Churchill Manitoba is a fascinating little town of about 800 residents in Canada’s sub-arctic region about a million miles from anywhere. It’s not possible to drive to Churchill. You fly or take a really long train ride from Winnipeg, or arrive by boat in the warm weather months when Hudson Bay is not frozen.
In a place so small and so remote, a visitor naturally wonders if they’ll be able to find a good place to eat.
Never fear. One of four good restaurants in little Churchill, Gypsy’s began life as a good local bakery by a guy who came to town working as a stevedore – someone who loads and unloads ocean-going vessels. It’s like a longshoreman, but on the great Hudson Bay, they are called steamadors.
I never learned this guy’s real name. Because he wore an earring, everyone just called him Gypsy.
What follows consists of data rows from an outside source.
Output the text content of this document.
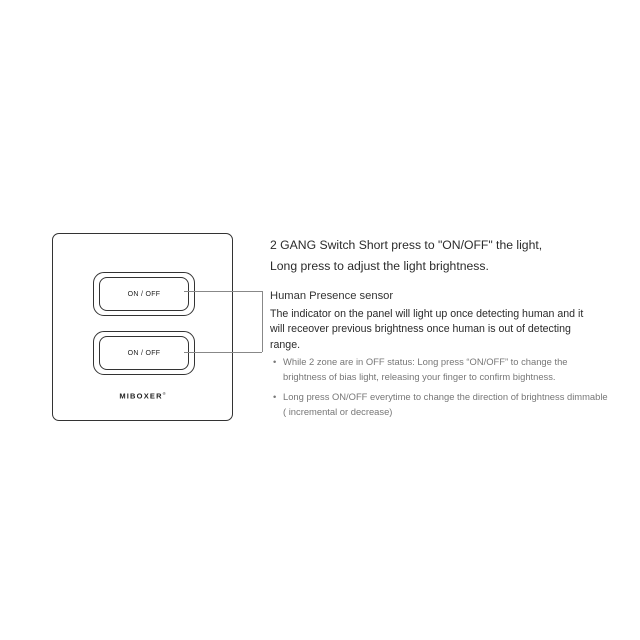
ON / OFF
ON / OFF
MIBOXER®
2 GANG Switch Short press to "ON/OFF" the light,
Long press to adjust the light brightness.
Human Presence sensor
The indicator on the panel will light up once detecting human and it will receover previous brightness once human is out of detecting range.
• While 2 zone are in OFF status: Long press “ON/OFF” to change the brightness of bias light, releasing your finger to confirm bightness.
• Long press ON/OFF everytime to change the direction of brightness dimmable ( incremental or decrease)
About 20 years ago, Gypsy got tired of the cold and snow and early mornings and polar bears, so he sold the business to a Portuguese family named da Silva.
Where to Eat in Churchill Manitoba
Gypsy’s is still the best place in Churchill, heck anywhere in Canada, for pastries and a cup of coffee. It’s the place where the local mushers come in the morning for their coffee and local gossip. And it’s where travelers from around the world come for a hearty meal before and after a day on the tundra watching polar bears or in a kayak playing with beluga whales.
During polar bear season in Churchill, which is about June to November, the da Silvas work almost 20 hours a day, supported by a staff of 19. When the freeze-up happens on Hudson Bay and the polar bears head out on the ice in search of ringed seals for lunch, the restaurant is not so busy.
That’s when Helen and her family take off to the Caribbean or to visit their family in Portugal for two months or more. By what I witnesses of their work ethic and good product, they are truly deserving of a good vacation.
There’s nothing really fancy about Gypsy’s, although the wine list is quite impressive for this remote part of the world. Their soups, sandwiches and entrees are all homemade, as are the pastries and everything else. The da Silva’s Portuguese heritage can be tasted in the piri hot sauce mixed into the tuna sandwiches, and also in the Chorizo sandwiches.
The freight train, which is the only way for goods to arrive in Churchill, comes just once or twice a week, depending on the season. Talk about a challenge for planning your menu and ordering supplies!
But the food is good at Gypsy’s, the people are friendly and the bathrooms clean – what else can you ask for in this or any other part of the world.